Recalling his job interview at the then-fledgling tech company, he said, “Knowing that Pand.AI specialised in chatbots, I decided on an approach that would leave a strong impression. I learnt to build a basic chatbot from scratch over the weekend, and showed it to my interviewers. The chatbot could answer any question they had regarding my CV.”
In 2017, Mr Quah became employee number one at Pand.AI, which is a play on the Malay word for clever — pandai — and AI.
From day one, Mr Quah took on multiple roles — client support, business development and human resource. He even designed the company’s logo and name cards. His main role, though, is being Pand.AI’s first chatbot developer.
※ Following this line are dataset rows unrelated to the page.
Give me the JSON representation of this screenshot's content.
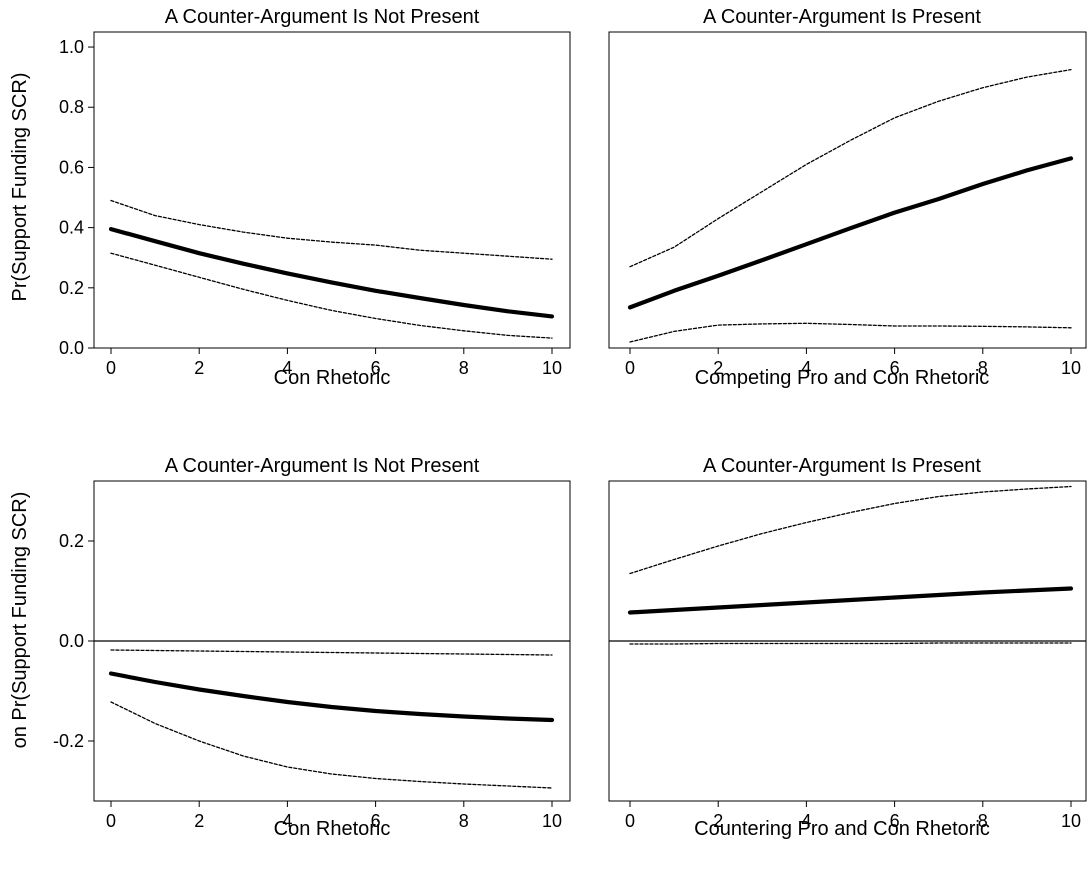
{
  "chart_data": [
    {
      "type": "line",
      "title": "A Counter-Argument Is Not Present",
      "xlabel": "Con Rhetoric",
      "ylabel": "Pr(Support Funding SCR)",
      "xlim": [
        0,
        10
      ],
      "ylim": [
        0,
        1.05
      ],
      "xticks": [
        "0",
        "2",
        "4",
        "6",
        "8",
        "10"
      ],
      "yticks": [
        "0.0",
        "0.2",
        "0.4",
        "0.6",
        "0.8",
        "1.0"
      ],
      "reference_line": null,
      "series": [
        {
          "style": "estimate",
          "x": [
            0,
            1,
            2,
            3,
            4,
            5,
            6,
            7,
            8,
            9,
            10
          ],
          "y": [
            0.395,
            0.355,
            0.315,
            0.28,
            0.248,
            0.218,
            0.19,
            0.166,
            0.143,
            0.122,
            0.105
          ]
        },
        {
          "style": "upper",
          "x": [
            0,
            1,
            2,
            3,
            4,
            5,
            6,
            7,
            8,
            9,
            10
          ],
          "y": [
            0.49,
            0.44,
            0.41,
            0.385,
            0.365,
            0.352,
            0.342,
            0.325,
            0.315,
            0.305,
            0.295
          ]
        },
        {
          "style": "lower",
          "x": [
            0,
            1,
            2,
            3,
            4,
            5,
            6,
            7,
            8,
            9,
            10
          ],
          "y": [
            0.315,
            0.275,
            0.235,
            0.195,
            0.158,
            0.125,
            0.098,
            0.075,
            0.057,
            0.042,
            0.033
          ]
        }
      ]
    },
    {
      "type": "line",
      "title": "A Counter-Argument Is Present",
      "xlabel": "Competing Pro and Con Rhetoric",
      "ylabel": "",
      "xlim": [
        0,
        10
      ],
      "ylim": [
        0,
        1.05
      ],
      "xticks": [
        "0",
        "2",
        "4",
        "6",
        "8",
        "10"
      ],
      "yticks": [],
      "reference_line": null,
      "series": [
        {
          "style": "estimate",
          "x": [
            0,
            1,
            2,
            3,
            4,
            5,
            6,
            7,
            8,
            9,
            10
          ],
          "y": [
            0.135,
            0.19,
            0.24,
            0.292,
            0.345,
            0.398,
            0.45,
            0.495,
            0.545,
            0.59,
            0.63
          ]
        },
        {
          "style": "upper",
          "x": [
            0,
            1,
            2,
            3,
            4,
            5,
            6,
            7,
            8,
            9,
            10
          ],
          "y": [
            0.27,
            0.335,
            0.43,
            0.52,
            0.61,
            0.69,
            0.765,
            0.82,
            0.865,
            0.9,
            0.925
          ]
        },
        {
          "style": "lower",
          "x": [
            0,
            1,
            2,
            3,
            4,
            5,
            6,
            7,
            8,
            9,
            10
          ],
          "y": [
            0.02,
            0.055,
            0.076,
            0.08,
            0.082,
            0.078,
            0.073,
            0.073,
            0.072,
            0.07,
            0.067
          ]
        }
      ]
    },
    {
      "type": "line",
      "title": "A Counter-Argument Is Not Present",
      "xlabel": "Con Rhetoric",
      "ylabel": "on Pr(Support Funding SCR)",
      "xlim": [
        0,
        10
      ],
      "ylim": [
        -0.32,
        0.32
      ],
      "xticks": [
        "0",
        "2",
        "4",
        "6",
        "8",
        "10"
      ],
      "yticks": [
        "-0.2",
        "0.0",
        "0.2"
      ],
      "reference_line": 0,
      "series": [
        {
          "style": "estimate",
          "x": [
            0,
            1,
            2,
            3,
            4,
            5,
            6,
            7,
            8,
            9,
            10
          ],
          "y": [
            -0.065,
            -0.082,
            -0.097,
            -0.11,
            -0.122,
            -0.132,
            -0.14,
            -0.146,
            -0.151,
            -0.155,
            -0.158
          ]
        },
        {
          "style": "upper",
          "x": [
            0,
            1,
            2,
            3,
            4,
            5,
            6,
            7,
            8,
            9,
            10
          ],
          "y": [
            -0.018,
            -0.019,
            -0.02,
            -0.021,
            -0.022,
            -0.023,
            -0.024,
            -0.025,
            -0.026,
            -0.027,
            -0.028
          ]
        },
        {
          "style": "lower",
          "x": [
            0,
            1,
            2,
            3,
            4,
            5,
            6,
            7,
            8,
            9,
            10
          ],
          "y": [
            -0.122,
            -0.165,
            -0.2,
            -0.23,
            -0.252,
            -0.266,
            -0.275,
            -0.281,
            -0.286,
            -0.29,
            -0.294
          ]
        }
      ]
    },
    {
      "type": "line",
      "title": "A Counter-Argument Is Present",
      "xlabel": "Countering Pro and Con Rhetoric",
      "ylabel": "",
      "xlim": [
        0,
        10
      ],
      "ylim": [
        -0.32,
        0.32
      ],
      "xticks": [
        "0",
        "2",
        "4",
        "6",
        "8",
        "10"
      ],
      "yticks": [],
      "reference_line": 0,
      "series": [
        {
          "style": "estimate",
          "x": [
            0,
            1,
            2,
            3,
            4,
            5,
            6,
            7,
            8,
            9,
            10
          ],
          "y": [
            0.057,
            0.062,
            0.067,
            0.072,
            0.077,
            0.082,
            0.087,
            0.092,
            0.097,
            0.101,
            0.105
          ]
        },
        {
          "style": "upper",
          "x": [
            0,
            1,
            2,
            3,
            4,
            5,
            6,
            7,
            8,
            9,
            10
          ],
          "y": [
            0.135,
            0.163,
            0.19,
            0.215,
            0.237,
            0.257,
            0.275,
            0.289,
            0.298,
            0.304,
            0.309
          ]
        },
        {
          "style": "lower",
          "x": [
            0,
            1,
            2,
            3,
            4,
            5,
            6,
            7,
            8,
            9,
            10
          ],
          "y": [
            -0.006,
            -0.006,
            -0.005,
            -0.005,
            -0.005,
            -0.005,
            -0.005,
            -0.004,
            -0.004,
            -0.004,
            -0.004
          ]
        }
      ]
    }
  ]
}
“Within my first month, I had successfully developed a chatbot for our very first client and was already representing my company in pitch meetings with large financial institutions. Being the company’s first chatbot developer, I had no mentor nor guidelines to follow. I was carving my own path, and had to make decisions trusting my best judgment,” stated Mr Quah.
Like a solo explorer on an adventure, Mr Quah ventured into unknown territory — one fraught with neverending challenges. But his time at NUS had prepared him well.
“The technical knowledge gained through my coursework helped me to fulfil the obvious prerequisites of my job, but the more valuable lessons from NUS were the larger projects I had to work on — be it school assignments, internships, or my Final Year Project,” he elaborated.
“Learning to structure a project, delegate tasks for an optimal group output, and present ideas effectively — unbeknownst to my previous self, these were all training that allowed me to understand the working habits and team environments that I operated best in. These experiences served me well, as part of my job involves building and managing my own teams.”
For Mr Quah, the Lim Hong Chin Memorial Scholarship he received was a launchpad to greater things.
The grant covered his tuition fees, which reduced his family’s financial commitments. His parents — an educator and a former Vice President of an IT company — had to support his two siblings, who were studying in overseas universities.
The financial support opened doors to exciting opportunities, such as an overseas internship in Italy and a Master’s degree at Cambridge University. These experiences enriched Mr Quah in different ways.
Today, the tech whiz has led the development of chatbots for over 10 financial behemoths in Singapore, Malaysia, Taiwan and Thailand.
From a team of three stationed at a co-working space in Singapore, Pand.AI has since expanded to three countries with over 25 employees.
As a way of paying it forward, a grateful Mr Quah initiated a partnership to take in NUS software interns at Pand.AI.
“I personally mentor them throughout the internship and allow them to experience, to the greatest extent, what our development cycles have to offer. Upon the completion of their internships, I attend their graduation ceremonies whenever possible, and some have even moved on to full-time positions in our company,” he said.
His aim is to groom the next generation of software developers. He shared, “I learnt how much of an eventual impact providing guidance early on can translate into. That’s one of the reasons I strive to be a good mentor to those fresh into their career.”